You can talk about the changes made in various versions, but not one of those changes impacts the core story that we are being told.
Are we now going to get the final trilogy Lucas had intended? Are we going to get the whole picture of this galaxy far, far away, that started in 1977?
So much drama has occurred with the Prequel trilogy and the editing of the Original movies and the fan outrage that I can’t help but think those fan reactions will have a part in the script that Lucas wrote for Star Wars Episode VII: The Force Awakens. I’d like to assume it has no affect on him, but for as great a director and writer he is, George Lucas is only human. How could all of that not affect him?
But I give the man credit and I hold out hope. I give Lucas credit for creating something as lasting and sentimental as Star Wars that we do care about every frame of the movie. We also pack theaters to see what he’s built.

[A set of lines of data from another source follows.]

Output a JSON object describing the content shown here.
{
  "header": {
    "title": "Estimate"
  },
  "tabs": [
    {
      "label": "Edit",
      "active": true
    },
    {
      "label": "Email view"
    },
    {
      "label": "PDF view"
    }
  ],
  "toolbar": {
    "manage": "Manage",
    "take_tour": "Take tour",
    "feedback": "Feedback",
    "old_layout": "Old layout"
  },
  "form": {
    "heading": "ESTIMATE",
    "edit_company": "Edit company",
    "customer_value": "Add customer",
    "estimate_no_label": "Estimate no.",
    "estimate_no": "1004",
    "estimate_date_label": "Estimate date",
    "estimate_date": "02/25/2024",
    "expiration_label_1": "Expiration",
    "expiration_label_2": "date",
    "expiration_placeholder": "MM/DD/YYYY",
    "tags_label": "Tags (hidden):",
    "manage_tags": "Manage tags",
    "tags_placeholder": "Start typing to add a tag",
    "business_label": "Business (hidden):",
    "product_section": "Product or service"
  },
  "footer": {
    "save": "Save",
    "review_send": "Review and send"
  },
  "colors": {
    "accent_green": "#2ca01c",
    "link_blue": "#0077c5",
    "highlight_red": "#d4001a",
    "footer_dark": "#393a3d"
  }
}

Honestly, no matter what you thought of The Phantom Menace, you still went to see Attack of the Clones and Revenge of the Sith. I know this because Star Wars movie releases are as much a cultural event as they are an invitation back to a galaxy far, far away.
The hope I have is that Uncle George, as Peter Mayhew calls him, will give us in this next Star Wars installation the story that he had in mind way back in 1980 when he was talking about a nine film series. I’m sure his writing style has changed, but I hope that the plot is what he had envisioned back then. It would be wonderful to know that regardless of fan reactions, Lucas would stay true to himself and his story and deliver us the plot he intended for the totality of the nine film series.
For now, it’s a waiting and a guessing game, as I do not actively seek out spoilers, but I’m still anticipating a great cinematic experience. If nothing else, that has been one of the George Lucas trademarks throughout his illustrious and highly decorated career.
I don’t have access to George Lucas, but when he starts to do press, I would be extremely interested if someone would ask him if this third trilogy is taking the plot he envisioned from the beginning. That would be interesting to know, but the answer isn’t what really matters. We’re going back to a galaxy far, far away, and that’s just what we’ve wanted all along!